Miejsce, w którym stanąć miało kilkaset handlowych kontenerów, nie jest jeszcze gotowe. Jak ustalił nasz reporter, władze spółki, do której należy spalona hala, liczą, że miasteczko handlowe zacznie działać jeszcze w czasie wakacji.

W najnowszym komunikacie adresowanym do najemców i kupców władze spółki piszą: "Z przykrością informujemy, że z przyczyn niezależnych od Spółki jesteśmy zmuszeni przesunąć termin wydawania kontenerów handlowych, a co za tym idzie, termin otwarcia Tymczasowego Miasteczka Handlowego".

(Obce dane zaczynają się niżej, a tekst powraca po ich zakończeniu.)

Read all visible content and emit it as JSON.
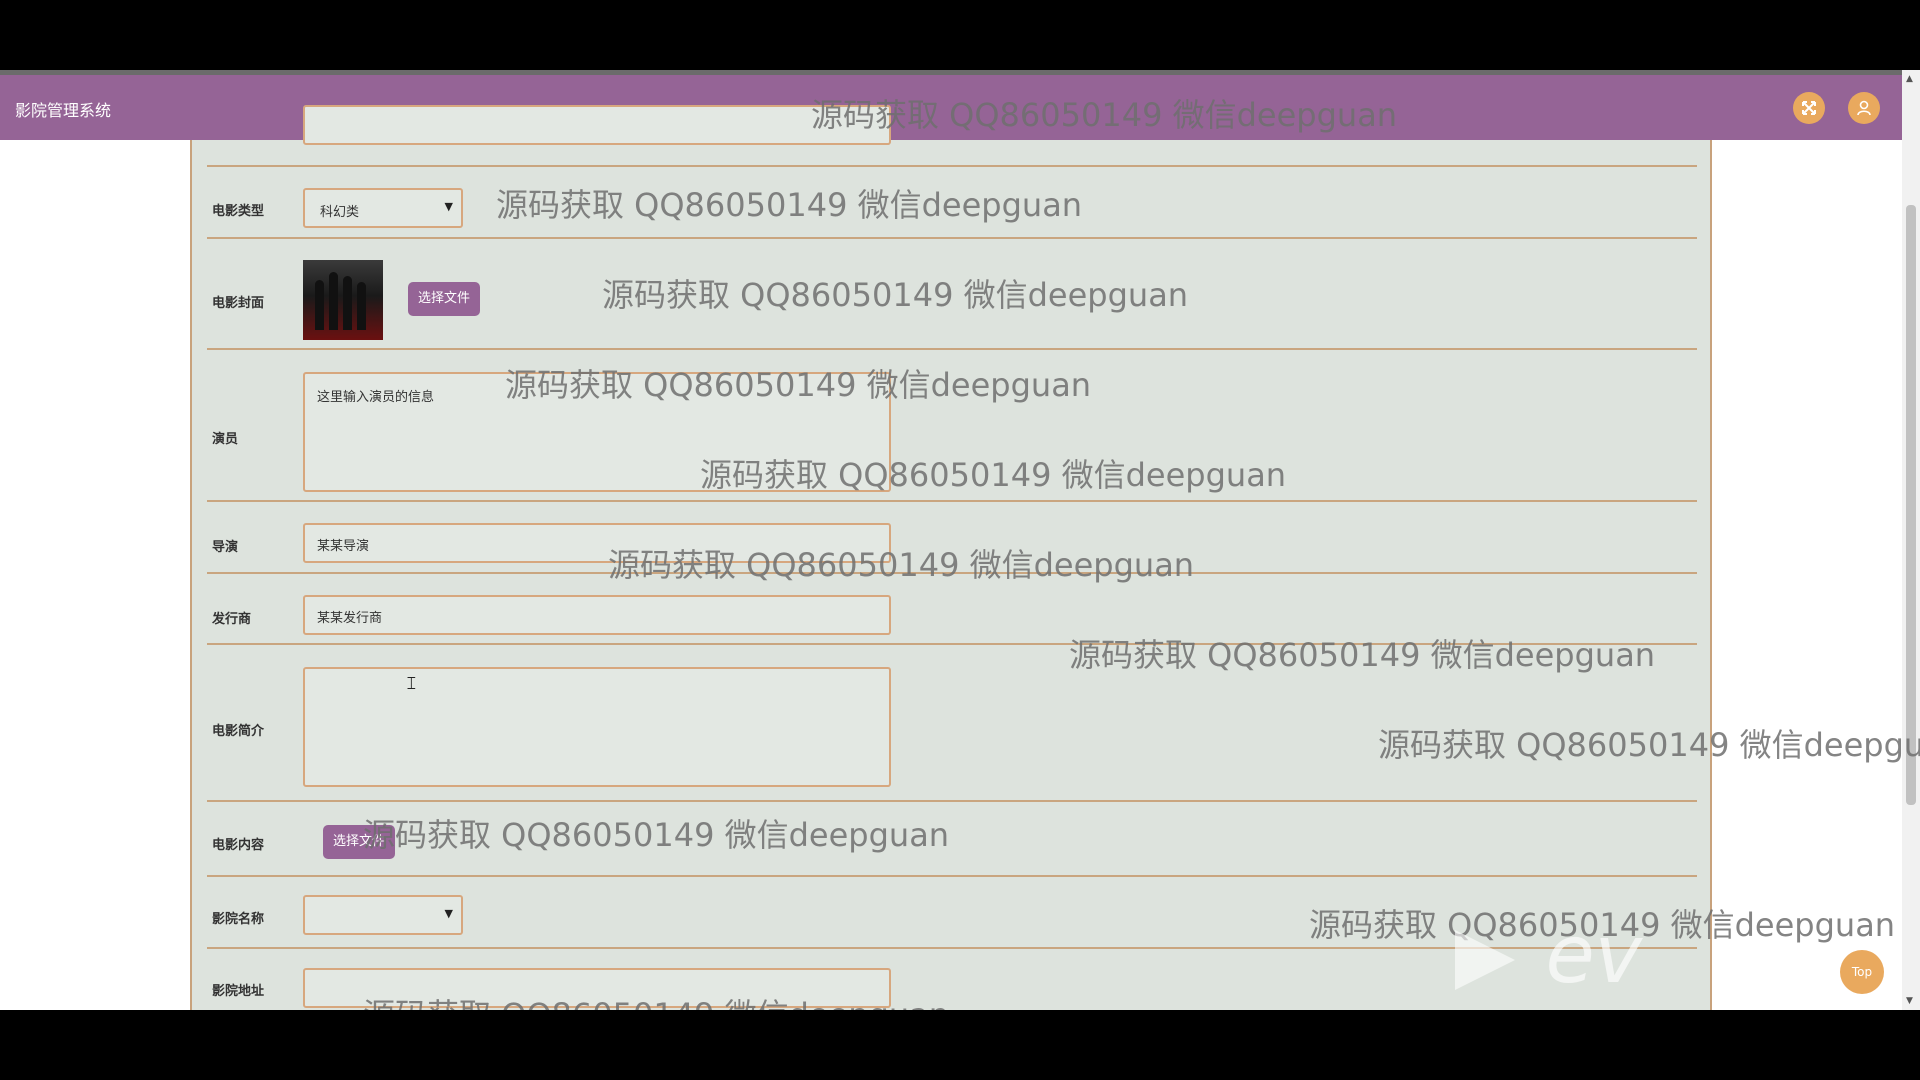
{
  "app": {
    "title": "影院管理系统"
  },
  "watermark": "源码获取 QQ86050149 微信deepguan",
  "form": {
    "movie_type": {
      "label": "电影类型",
      "value": "科幻类"
    },
    "cover": {
      "label": "电影封面",
      "button": "选择文件"
    },
    "actors": {
      "label": "演员",
      "value": "这里输入演员的信息"
    },
    "director": {
      "label": "导演",
      "value": "某某导演"
    },
    "distributor": {
      "label": "发行商",
      "value": "某某发行商"
    },
    "synopsis": {
      "label": "电影简介",
      "value": ""
    },
    "content": {
      "label": "电影内容",
      "button": "选择文件"
    },
    "cinema_name": {
      "label": "影院名称",
      "value": ""
    },
    "cinema_address": {
      "label": "影院地址",
      "value": ""
    }
  },
  "top_button": "Top",
  "logo_text": "ev",
  "colors": {
    "topbar": "#956496",
    "accent": "#e9a95e",
    "panel": "#dde3dd",
    "border": "#c9a57f"
  }
}
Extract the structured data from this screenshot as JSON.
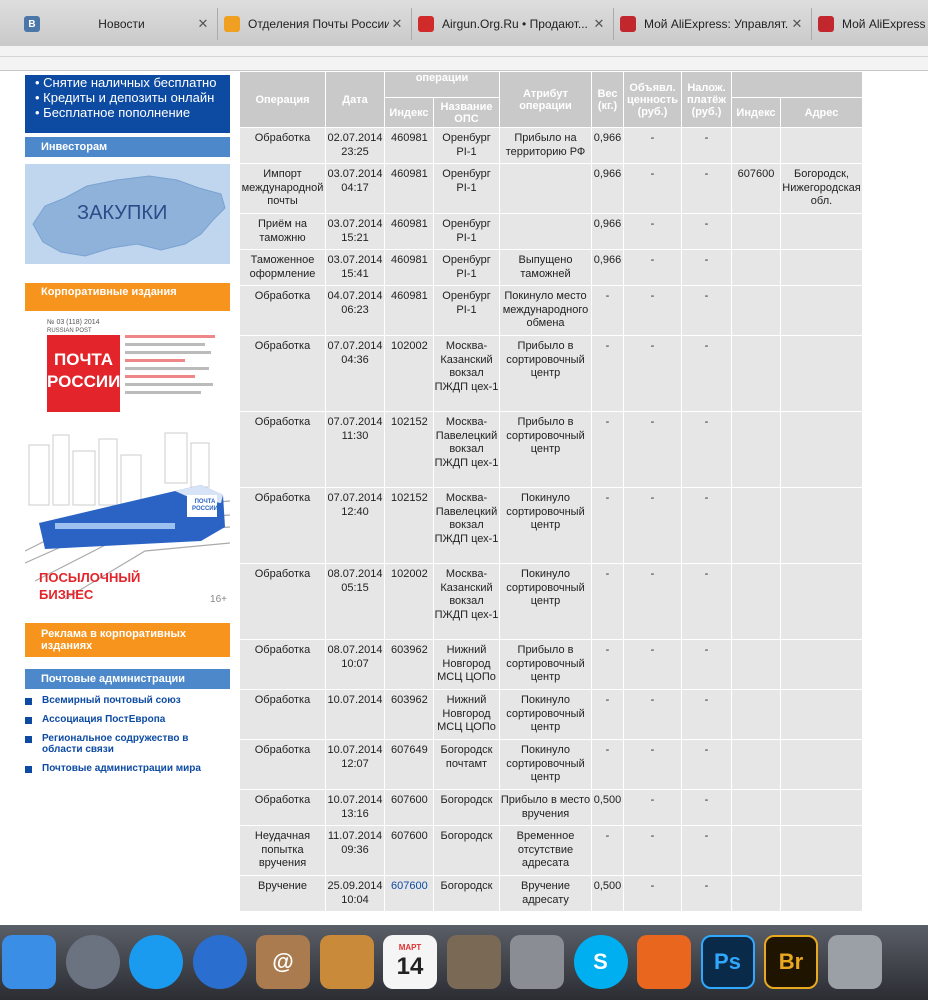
{
  "tabs": [
    {
      "title": "Новости",
      "favicon": "vk-icon",
      "icon_text": "B",
      "color": "#4a76a8"
    },
    {
      "title": "Отделения Почты России...",
      "favicon": "post-icon",
      "icon_text": "",
      "color": "#f0a020"
    },
    {
      "title": "Airgun.Org.Ru • Продают...",
      "favicon": "airgun-icon",
      "icon_text": "",
      "color": "#d12a2a"
    },
    {
      "title": "Мой AliExpress: Управлят...",
      "favicon": "cart-icon",
      "icon_text": "",
      "color": "#c1272d"
    },
    {
      "title": "Мой AliExpress",
      "favicon": "cart-icon",
      "icon_text": "",
      "color": "#c1272d"
    }
  ],
  "sidebar": {
    "promo_lines": [
      "• Снятие наличных бесплатно",
      "• Кредиты и депозиты онлайн",
      "• Бесплатное пополнение"
    ],
    "investors": "Инвесторам",
    "map_label": "ЗАКУПКИ",
    "corporate": "Корпоративные издания",
    "magazine_issue": "№ 03 (118) 2014",
    "magazine_brand": "RUSSIAN POST",
    "magazine_title_1": "ПОЧТА",
    "magazine_title_2": "РОССИИ",
    "train_logo": "ПОЧТА РОССИИ",
    "train_title_1": "ПОСЫЛОЧНЫЙ",
    "train_title_2": "БИЗНЕС",
    "train_age": "16+",
    "ads": "Реклама в корпоративных изданиях",
    "admin": "Почтовые администрации",
    "admin_items": [
      "Всемирный почтовый союз",
      "Ассоциация ПостЕвропа",
      "Региональное содружество в области связи",
      "Почтовые администрации мира"
    ]
  },
  "table": {
    "headers": {
      "operation": "Операция",
      "date": "Дата",
      "place": "операции",
      "index": "Индекс",
      "ops_name": "Название ОПС",
      "attribute": "Атрибут операции",
      "weight": "Вес (кг.)",
      "declared": "Объявл. ценность (руб.)",
      "cod": "Налож. платёж (руб.)",
      "dest_index": "Индекс",
      "dest_address": "Адрес"
    },
    "rows": [
      {
        "op": "Обработка",
        "date": "02.07.2014 23:25",
        "idx": "460981",
        "name": "Оренбург PI-1",
        "attr": "Прибыло на территорию РФ",
        "weight": "0,966",
        "declared": "-",
        "cod": "-",
        "dest_idx": "",
        "dest_addr": ""
      },
      {
        "op": "Импорт международной почты",
        "date": "03.07.2014 04:17",
        "idx": "460981",
        "name": "Оренбург PI-1",
        "attr": "",
        "weight": "0,966",
        "declared": "-",
        "cod": "-",
        "dest_idx": "607600",
        "dest_addr": "Богородск, Нижегородская обл."
      },
      {
        "op": "Приём на таможню",
        "date": "03.07.2014 15:21",
        "idx": "460981",
        "name": "Оренбург PI-1",
        "attr": "",
        "weight": "0,966",
        "declared": "-",
        "cod": "-",
        "dest_idx": "",
        "dest_addr": ""
      },
      {
        "op": "Таможенное оформление",
        "date": "03.07.2014 15:41",
        "idx": "460981",
        "name": "Оренбург PI-1",
        "attr": "Выпущено таможней",
        "weight": "0,966",
        "declared": "-",
        "cod": "-",
        "dest_idx": "",
        "dest_addr": ""
      },
      {
        "op": "Обработка",
        "date": "04.07.2014 06:23",
        "idx": "460981",
        "name": "Оренбург PI-1",
        "attr": "Покинуло место международного обмена",
        "weight": "-",
        "declared": "-",
        "cod": "-",
        "dest_idx": "",
        "dest_addr": ""
      },
      {
        "op": "Обработка",
        "date": "07.07.2014 04:36",
        "idx": "102002",
        "name": "Москва-Казанский вокзал ПЖДП цех-1",
        "attr": "Прибыло в сортировочный центр",
        "weight": "-",
        "declared": "-",
        "cod": "-",
        "dest_idx": "",
        "dest_addr": ""
      },
      {
        "op": "Обработка",
        "date": "07.07.2014 11:30",
        "idx": "102152",
        "name": "Москва-Павелецкий вокзал ПЖДП цех-1",
        "attr": "Прибыло в сортировочный центр",
        "weight": "-",
        "declared": "-",
        "cod": "-",
        "dest_idx": "",
        "dest_addr": ""
      },
      {
        "op": "Обработка",
        "date": "07.07.2014 12:40",
        "idx": "102152",
        "name": "Москва-Павелецкий вокзал ПЖДП цех-1",
        "attr": "Покинуло сортировочный центр",
        "weight": "-",
        "declared": "-",
        "cod": "-",
        "dest_idx": "",
        "dest_addr": ""
      },
      {
        "op": "Обработка",
        "date": "08.07.2014 05:15",
        "idx": "102002",
        "name": "Москва-Казанский вокзал ПЖДП цех-1",
        "attr": "Покинуло сортировочный центр",
        "weight": "-",
        "declared": "-",
        "cod": "-",
        "dest_idx": "",
        "dest_addr": ""
      },
      {
        "op": "Обработка",
        "date": "08.07.2014 10:07",
        "idx": "603962",
        "name": "Нижний Новгород МСЦ ЦОПо",
        "attr": "Прибыло в сортировочный центр",
        "weight": "-",
        "declared": "-",
        "cod": "-",
        "dest_idx": "",
        "dest_addr": ""
      },
      {
        "op": "Обработка",
        "date": "10.07.2014",
        "idx": "603962",
        "name": "Нижний Новгород МСЦ ЦОПо",
        "attr": "Покинуло сортировочный центр",
        "weight": "-",
        "declared": "-",
        "cod": "-",
        "dest_idx": "",
        "dest_addr": ""
      },
      {
        "op": "Обработка",
        "date": "10.07.2014 12:07",
        "idx": "607649",
        "name": "Богородск почтамт",
        "attr": "Покинуло сортировочный центр",
        "weight": "-",
        "declared": "-",
        "cod": "-",
        "dest_idx": "",
        "dest_addr": ""
      },
      {
        "op": "Обработка",
        "date": "10.07.2014 13:16",
        "idx": "607600",
        "name": "Богородск",
        "attr": "Прибыло в место вручения",
        "weight": "0,500",
        "declared": "-",
        "cod": "-",
        "dest_idx": "",
        "dest_addr": ""
      },
      {
        "op": "Неудачная попытка вручения",
        "date": "11.07.2014 09:36",
        "idx": "607600",
        "name": "Богородск",
        "attr": "Временное отсутствие адресата",
        "weight": "-",
        "declared": "-",
        "cod": "-",
        "dest_idx": "",
        "dest_addr": ""
      },
      {
        "op": "Вручение",
        "date": "25.09.2014 10:04",
        "idx": "607600",
        "name": "Богородск",
        "attr": "Вручение адресату",
        "weight": "0,500",
        "declared": "-",
        "cod": "-",
        "dest_idx": "",
        "dest_addr": ""
      }
    ]
  },
  "dock": {
    "icons": [
      {
        "name": "finder-icon",
        "label": "",
        "color": "#3a8ee6"
      },
      {
        "name": "launchpad-icon",
        "label": "",
        "color": "#6b7280"
      },
      {
        "name": "app-store-icon",
        "label": "",
        "color": "#1a9bf0"
      },
      {
        "name": "quicktime-icon",
        "label": "",
        "color": "#2a6fd0"
      },
      {
        "name": "address-book-icon",
        "label": "@",
        "color": "#a97b4f"
      },
      {
        "name": "garageband-icon",
        "label": "",
        "color": "#c98a3a"
      },
      {
        "name": "calendar-icon",
        "label": "14",
        "color": "#f5f5f5"
      },
      {
        "name": "iphoto-icon",
        "label": "",
        "color": "#7a6a55"
      },
      {
        "name": "system-preferences-icon",
        "label": "",
        "color": "#8a8d93"
      },
      {
        "name": "skype-icon",
        "label": "S",
        "color": "#00aff0"
      },
      {
        "name": "firefox-icon",
        "label": "",
        "color": "#e8661e"
      },
      {
        "name": "photoshop-icon",
        "label": "Ps",
        "color": "#0a2a4a"
      },
      {
        "name": "bridge-icon",
        "label": "Br",
        "color": "#1f1400"
      },
      {
        "name": "trash-icon",
        "label": "",
        "color": "#9aa0a6"
      }
    ],
    "calendar_month": "МАРТ"
  }
}
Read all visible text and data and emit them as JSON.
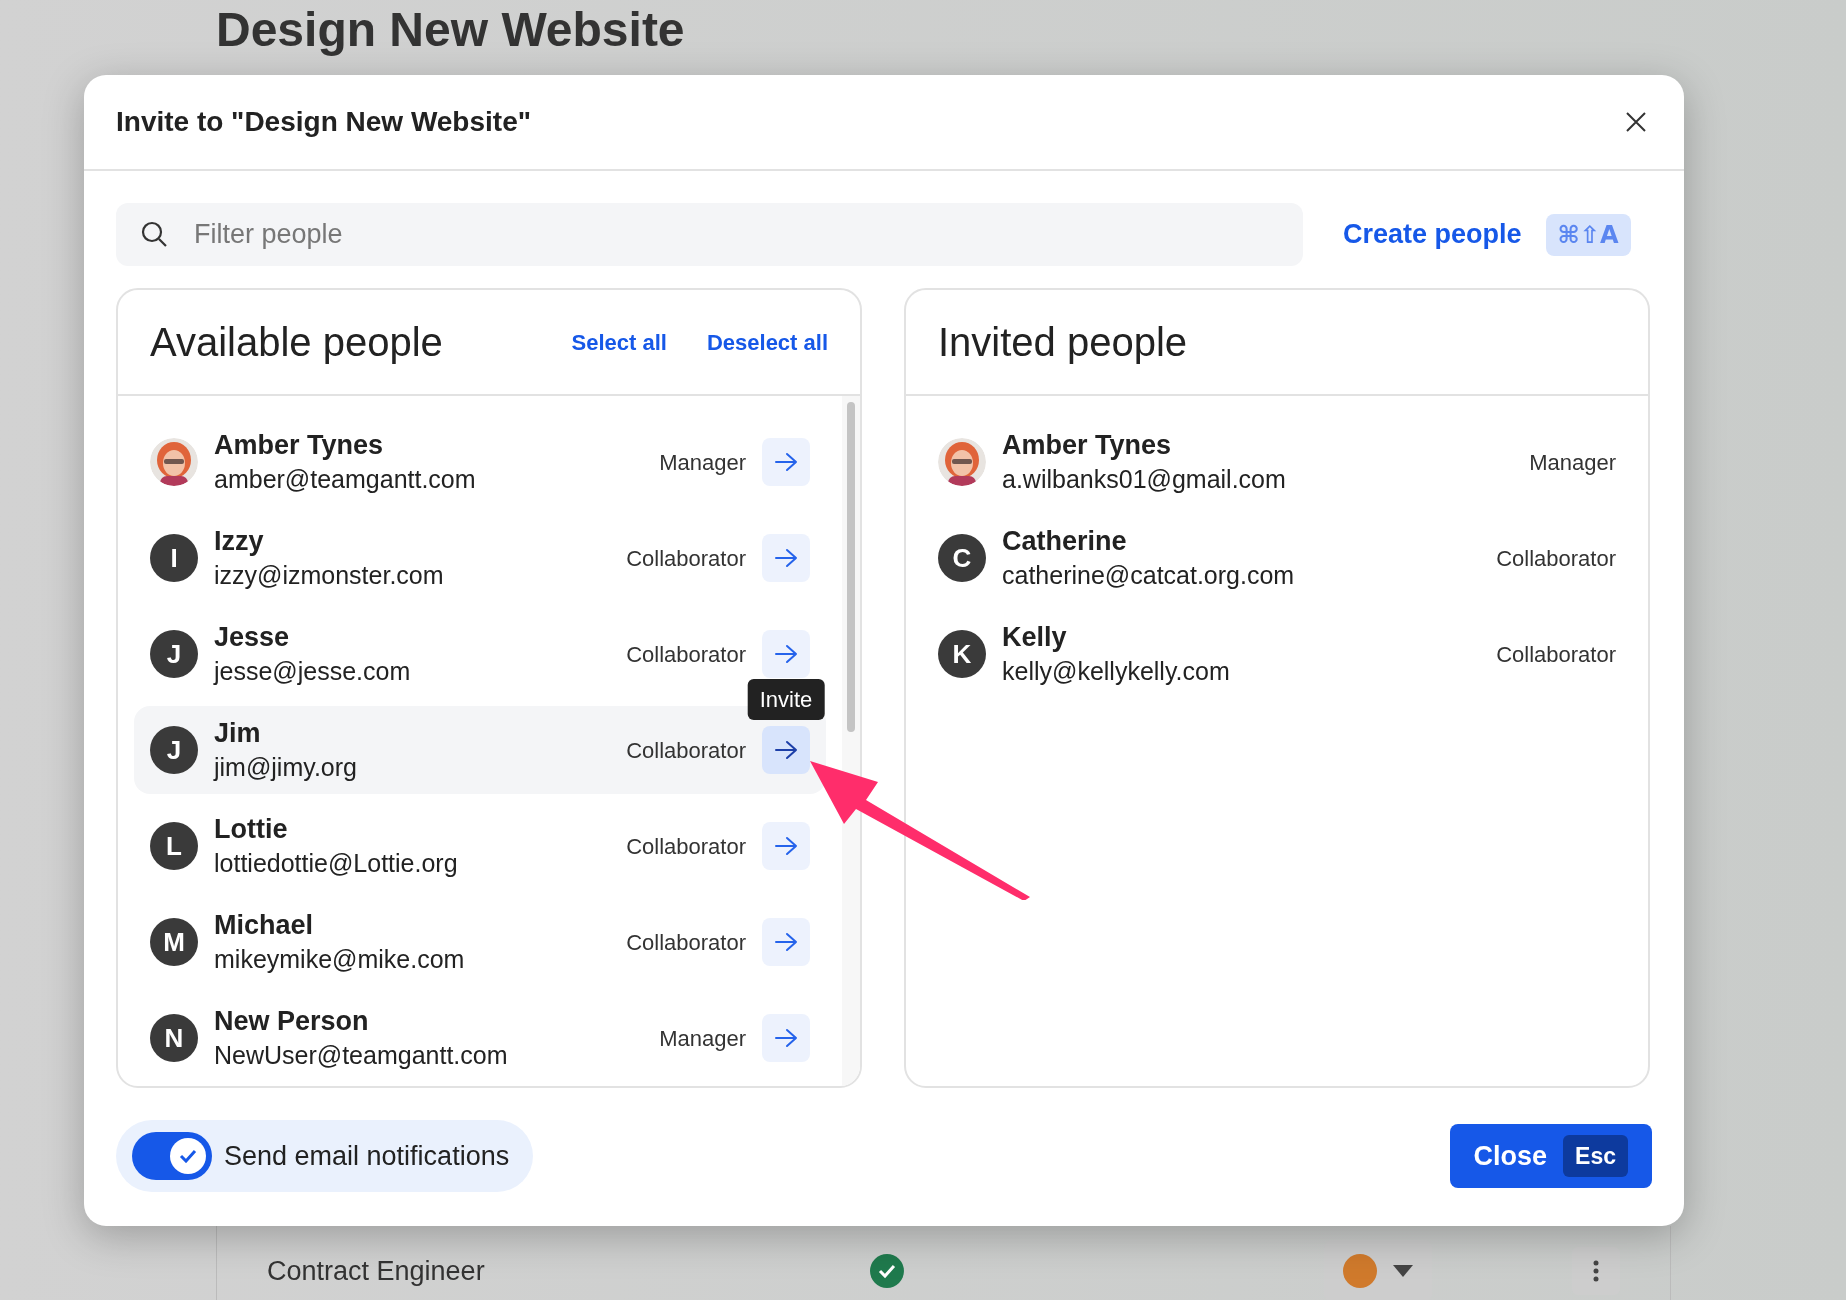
{
  "background_page": {
    "title": "Design New Website",
    "row": {
      "name": "Contract Engineer",
      "done": true
    }
  },
  "dialog": {
    "title": "Invite to \"Design New Website\"",
    "search": {
      "placeholder": "Filter people"
    },
    "create_link": "Create people",
    "create_shortcut": "⌘⇧A",
    "available": {
      "title": "Available people",
      "select_all": "Select all",
      "deselect_all": "Deselect all",
      "people": [
        {
          "name": "Amber Tynes",
          "email": "amber@teamgantt.com",
          "role": "Manager",
          "hovered": false
        },
        {
          "avatar": {
            "kind": "initial",
            "text": "I"
          },
          "name": "Izzy",
          "email": "izzy@izmonster.com",
          "role": "Collaborator",
          "hovered": false
        },
        {
          "avatar": {
            "kind": "initial",
            "text": "J"
          },
          "name": "Jesse",
          "email": "jesse@jesse.com",
          "role": "Collaborator",
          "hovered": false
        },
        {
          "avatar": {
            "kind": "initial",
            "text": "J"
          },
          "name": "Jim",
          "email": "jim@jimy.org",
          "role": "Collaborator",
          "hovered": true,
          "tooltip": "Invite"
        },
        {
          "avatar": {
            "kind": "initial",
            "text": "L"
          },
          "name": "Lottie",
          "email": "lottiedottie@Lottie.org",
          "role": "Collaborator",
          "hovered": false
        },
        {
          "avatar": {
            "kind": "initial",
            "text": "M"
          },
          "name": "Michael",
          "email": "mikeymike@mike.com",
          "role": "Collaborator",
          "hovered": false
        },
        {
          "avatar": {
            "kind": "initial",
            "text": "N"
          },
          "name": "New Person",
          "email": "NewUser@teamgantt.com",
          "role": "Manager",
          "hovered": false
        }
      ]
    },
    "invited": {
      "title": "Invited people",
      "people": [
        {
          "name": "Amber Tynes",
          "email": "a.wilbanks01@gmail.com",
          "role": "Manager"
        },
        {
          "avatar": {
            "kind": "initial",
            "text": "C"
          },
          "name": "Catherine",
          "email": "catherine@catcat.org.com",
          "role": "Collaborator"
        },
        {
          "avatar": {
            "kind": "initial",
            "text": "K"
          },
          "name": "Kelly",
          "email": "kelly@kellykelly.com",
          "role": "Collaborator"
        }
      ]
    },
    "email_toggle": {
      "label": "Send email notifications",
      "on": true
    },
    "close_button": {
      "label": "Close",
      "shortcut": "Esc"
    }
  }
}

Z przyczyn formalno-prawnych oraz technicznych nie uda się w planowanym terminie zorganizować i co istotne uruchomić Tymczasowego Miasteczka Handlowego. Zapewniamy, że Spółka robiła wszystko, by złożonej Państwu obietnicy dotrzymać i zrealizować cel, który sobie wspólnie postawiliśmy tuż po tragedii, jaka nas wszystkich spotkała 12 maja br.. Jesteśmy w stanie zrozumieć ogromne rozczarowanie, z jakim przyjmiecie Państwo tę wiadomość. Co więcej - podzielamy je i my. Jednakże fakt, że na parkingu Kompleksu Handlowego MARYWILSKA 44 producent zmagazynował znaczną część przeznaczonych dla Państwa kontenerów handlowych, to zbyt mało, by móc uruchomić w pełni funkcjonalną, bezpieczną i spełniającą wszelkie wymogi przestrzeń handlową" - wyjaśniono. 

Jak dowiedział się nasz dziennikarz, kontenery, które stoją już na parkingu przy ulicy Marywilskiej w Warszawie, nie zostały jeszcze formalnie odebrane przez najemców. 

Marywilska 44 była największym centrum handlowym w Warszawie, które specjalizowało się w handlu hurtowym i detalicznym. Jak podano na stronie JHM Development, w obiekcie znajdowało się ponad 1400 sklepów i punktów usługowych. Były one wynajmowane głównie przez Azjatów.